The Klondike Gold Rush altered the lives of several Yukon First Nations. The most affected were the Tr’ondëk Hwëch’in, living near Dawson City. The Tr’ondëk Hwëch’in came in contact with white people years before the gold rush. The first traders (Jack McQuesten, Frank Bonfield) arrived in their territories as early as 1874. Other than traders, early newcomers were missionaries and miners.

After gold was discovered on Rabbit Creek in 1896, enormous waves of white newcomers came to the Yukon. By 1898, about 40,000 people settled in Dawson City, the center of the Klondike Gold Rush, and the Tr’ondëk Hwëch’in living in this area became a minority in their traditional territories.

The Tr’ondëk Hwëch’in, who relocated to the little community of Moosehide, three kilometers downriver from the new town, had to adapt their lives to interact with the residents of Dawson City and miners working on the adjacent creeks.
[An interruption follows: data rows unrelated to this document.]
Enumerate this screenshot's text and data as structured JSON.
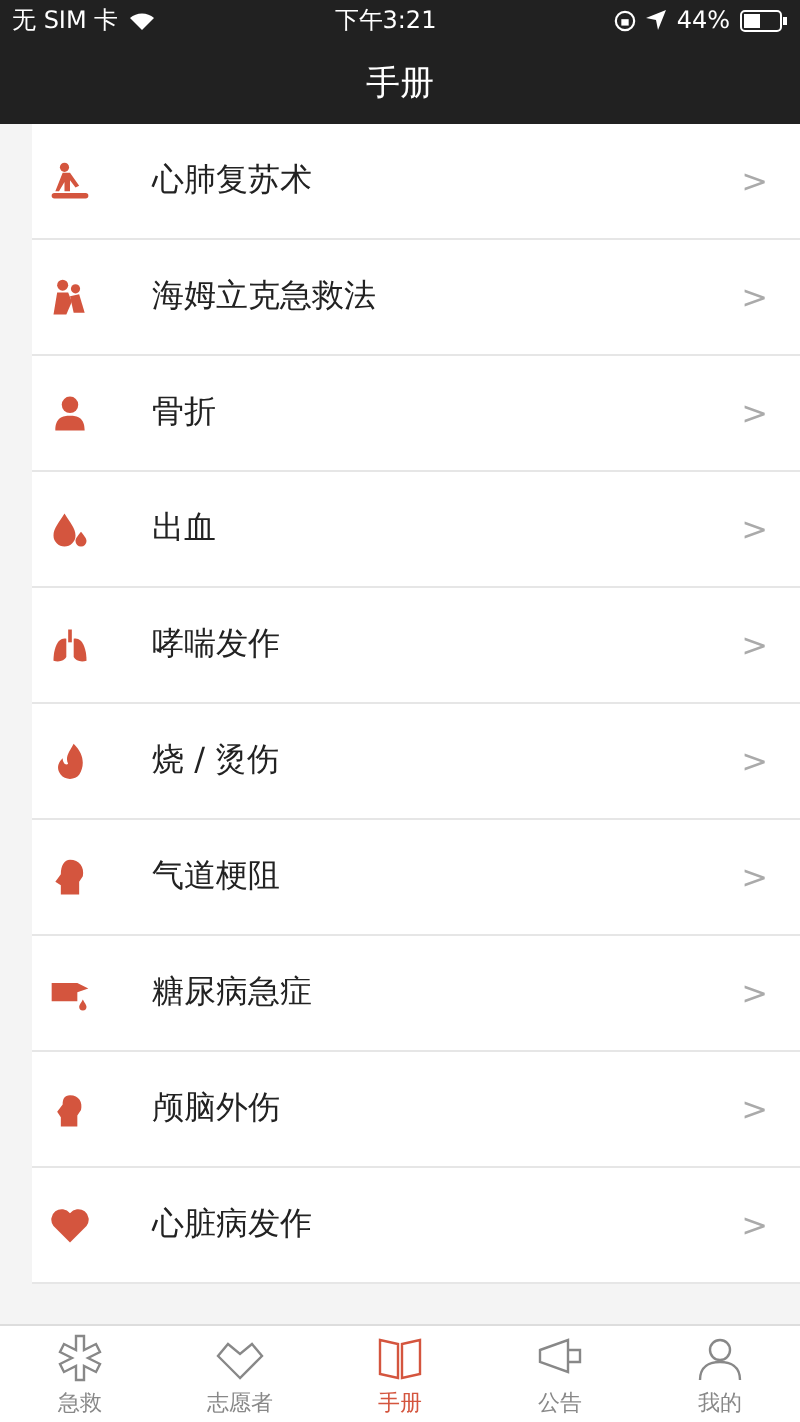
{
  "status_bar": {
    "carrier": "无 SIM 卡",
    "time": "下午3:21",
    "battery": "44%"
  },
  "nav_bar": {
    "title": "手册"
  },
  "items": [
    {
      "label": "心肺复苏术",
      "chevron": ">"
    },
    {
      "label": "海姆立克急救法",
      "chevron": ">"
    },
    {
      "label": "骨折",
      "chevron": ">"
    },
    {
      "label": "出血",
      "chevron": ">"
    },
    {
      "label": "哮喘发作",
      "chevron": ">"
    },
    {
      "label": "烧 / 烫伤",
      "chevron": ">"
    },
    {
      "label": "气道梗阻",
      "chevron": ">"
    },
    {
      "label": "糖尿病急症",
      "chevron": ">"
    },
    {
      "label": "颅脑外伤",
      "chevron": ">"
    },
    {
      "label": "心脏病发作",
      "chevron": ">"
    }
  ],
  "tab_bar": [
    {
      "label": "急救",
      "selected": false
    },
    {
      "label": "志愿者",
      "selected": false
    },
    {
      "label": "手册",
      "selected": true
    },
    {
      "label": "公告",
      "selected": false
    },
    {
      "label": "我的",
      "selected": false
    }
  ]
}
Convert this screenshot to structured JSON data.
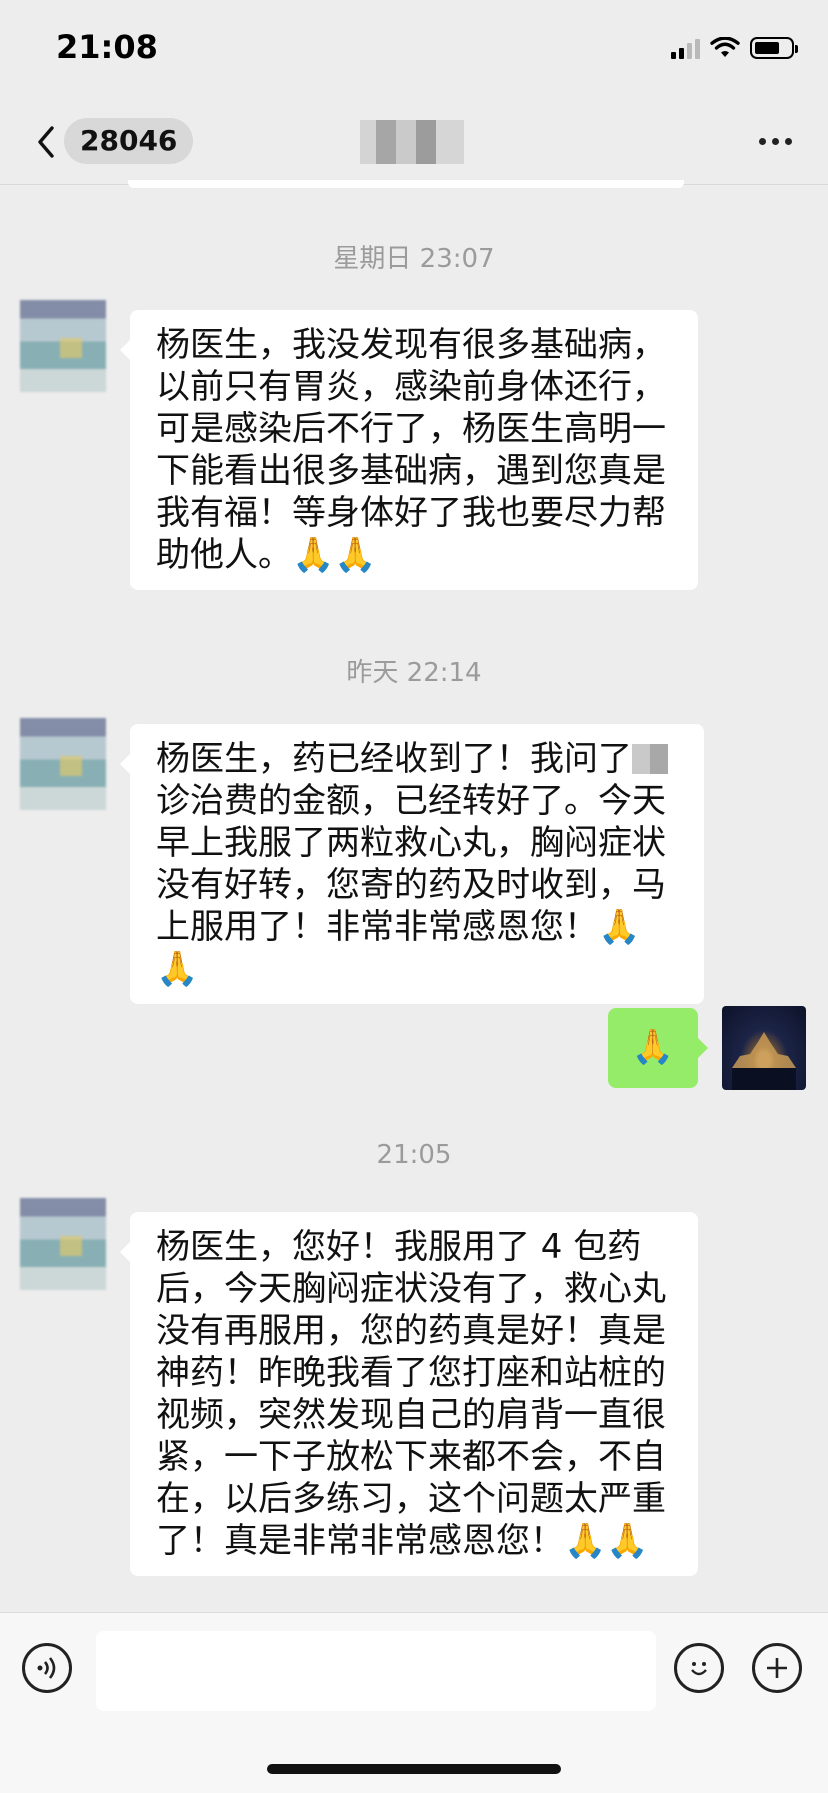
{
  "status_bar": {
    "time": "21:08"
  },
  "header": {
    "unread_count": "28046",
    "title": ""
  },
  "messages": [
    {
      "type": "timestamp",
      "text": "星期日 23:07"
    },
    {
      "type": "incoming",
      "text": "杨医生，我没发现有很多基础病，\n以前只有胃炎，感染前身体还行，\n可是感染后不行了，杨医生高明一\n下能看出很多基础病，遇到您真是\n我有福！等身体好了我也要尽力帮\n助他人。🙏🙏"
    },
    {
      "type": "timestamp",
      "text": "昨天 22:14"
    },
    {
      "type": "incoming",
      "text_before": "杨医生，药已经收到了！我问了",
      "text_after": "\n诊治费的金额，已经转好了。今天\n早上我服了两粒救心丸，胸闷症状\n没有好转，您寄的药及时收到，马\n上服用了！非常非常感恩您！🙏🙏"
    },
    {
      "type": "outgoing",
      "text": "🙏"
    },
    {
      "type": "timestamp",
      "text": "21:05"
    },
    {
      "type": "incoming",
      "text": "杨医生，您好！我服用了 4 包药\n后，今天胸闷症状没有了，救心丸\n没有再服用，您的药真是好！真是\n神药！昨晚我看了您打座和站桩的\n视频，突然发现自己的肩背一直很\n紧，一下子放松下来都不会，不自\n在，以后多练习，这个问题太严重\n了！真是非常非常感恩您！🙏🙏"
    }
  ],
  "input_bar": {
    "placeholder": ""
  },
  "icons": {
    "back": "chevron-left-icon",
    "more": "more-dots-icon",
    "voice": "voice-icon",
    "emoji": "emoji-icon",
    "add": "plus-icon"
  },
  "colors": {
    "background": "#ededed",
    "outgoing_bubble": "#95ec69",
    "incoming_bubble": "#ffffff"
  }
}
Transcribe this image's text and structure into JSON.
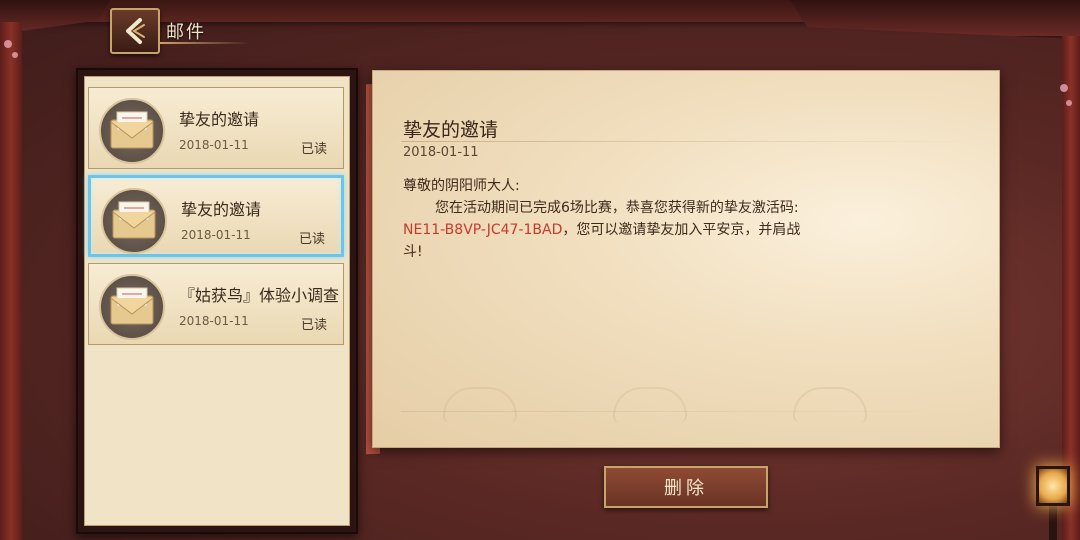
{
  "header": {
    "title": "邮件"
  },
  "mails": [
    {
      "title": "挚友的邀请",
      "date": "2018-01-11",
      "status": "已读",
      "selected": false
    },
    {
      "title": "挚友的邀请",
      "date": "2018-01-11",
      "status": "已读",
      "selected": true
    },
    {
      "title": "『姑获鸟』体验小调查",
      "date": "2018-01-11",
      "status": "已读",
      "selected": false
    }
  ],
  "letter": {
    "title": "挚友的邀请",
    "date": "2018-01-11",
    "greeting": "尊敬的阴阳师大人:",
    "line1": "您在活动期间已完成6场比赛，恭喜您获得新的挚友激活码:",
    "code": "NE11-B8VP-JC47-1BAD",
    "line2": "，您可以邀请挚友加入平安京，并肩战",
    "line3": "斗!"
  },
  "actions": {
    "delete_label": "删除"
  },
  "colors": {
    "accent_gold": "#c9a467",
    "selection_blue": "#6cc4e8",
    "code_red": "#c63a2f"
  }
}
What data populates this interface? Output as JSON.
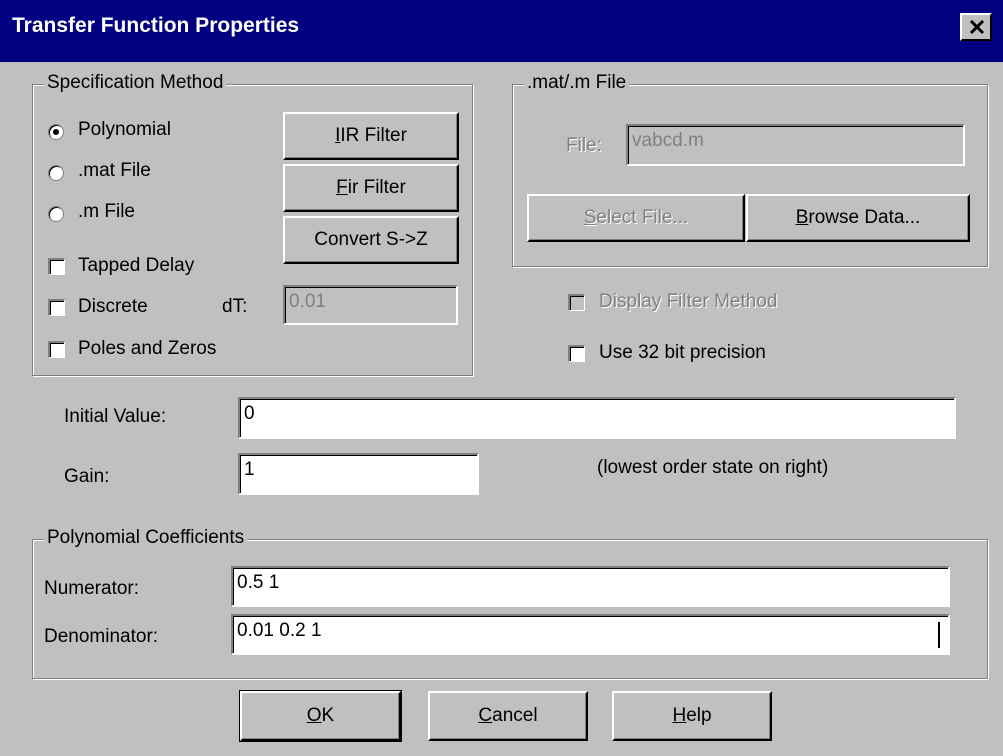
{
  "window": {
    "title": "Transfer Function Properties"
  },
  "spec_method": {
    "legend": "Specification Method",
    "radios": [
      {
        "label": "Polynomial",
        "selected": true
      },
      {
        "label": ".mat File",
        "selected": false
      },
      {
        "label": ".m File",
        "selected": false
      }
    ],
    "checks": [
      {
        "label": "Tapped Delay",
        "checked": false
      },
      {
        "label": "Discrete",
        "checked": false
      },
      {
        "label": "Poles and Zeros",
        "checked": false
      }
    ],
    "dt_label": "dT:",
    "dt_value": "0.01",
    "buttons": {
      "iir": {
        "mnemonic": "I",
        "rest": "IR Filter"
      },
      "fir": {
        "mnemonic": "F",
        "rest": "ir Filter"
      },
      "convert": "Convert S->Z"
    }
  },
  "mat_file": {
    "legend": ".mat/.m File",
    "file_label": "File:",
    "file_value": "vabcd.m",
    "select": {
      "mnemonic": "S",
      "rest": "elect File..."
    },
    "browse": {
      "mnemonic": "B",
      "rest": "rowse Data..."
    }
  },
  "options": {
    "display_filter": "Display Filter Method",
    "use32": "Use 32 bit precision"
  },
  "initial_value": {
    "label": "Initial Value:",
    "value": "0"
  },
  "gain": {
    "label": "Gain:",
    "value": "1"
  },
  "note": "(lowest order state on right)",
  "poly": {
    "legend": "Polynomial Coefficients",
    "numerator_label": "Numerator:",
    "numerator_value": "0.5 1",
    "denominator_label": "Denominator:",
    "denominator_value": "0.01 0.2 1"
  },
  "footer": {
    "ok": {
      "mnemonic": "O",
      "rest": "K"
    },
    "cancel": {
      "mnemonic": "C",
      "rest": "ancel"
    },
    "help": {
      "mnemonic": "H",
      "rest": "elp"
    }
  }
}
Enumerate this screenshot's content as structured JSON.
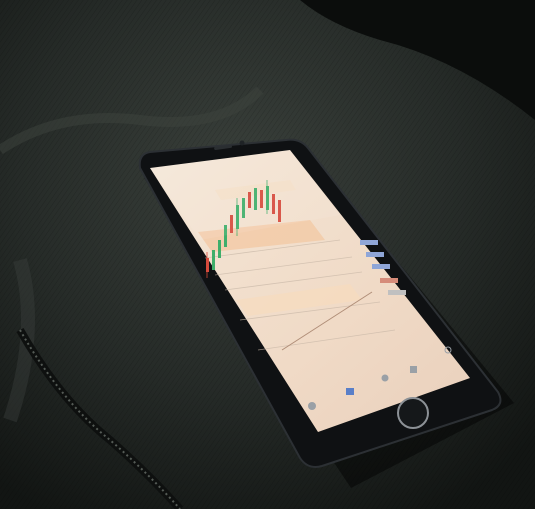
{
  "scene": {
    "subject": "smartphone-on-fabric",
    "colors": {
      "fabric_dark": "#1c201e",
      "fabric_mid": "#2b302c",
      "phone_body": "#101214",
      "screen_bg": "#f1e2d2",
      "candle_up": "#3fae6a",
      "candle_down": "#d64a3c",
      "zone_band": "#f3c9a5",
      "home_button": "#8c9196"
    },
    "icons": [
      "home-icon",
      "chart-icon",
      "trade-icon",
      "settings-icon"
    ]
  }
}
It was a challenging task, and although the First Nation possessed brilliant and charismatic leaders, this period was full of various frustrations, in part because their way of life and worldview were completely different than those of settlers. This transition would have been even more painful without Chief Isaac.

Chief Isaac led his people for more than 30 years through the changes that altered their lives. The Tr’ondëk Hwëch’in saw Dawson City growing quickly from a tent camp to a big town with churches, banks, hospitals, dance halls and saloons. Three newspapers, the Klondike Nugget, the Dawson Daily News, and the Yukon Sun were printed in Dawson City as early as 1897.

Moosehide residents not only got their share of attention from the local press, but also used this form of media frequently and efficiently to communicate with the non-Native population living in Dawson City.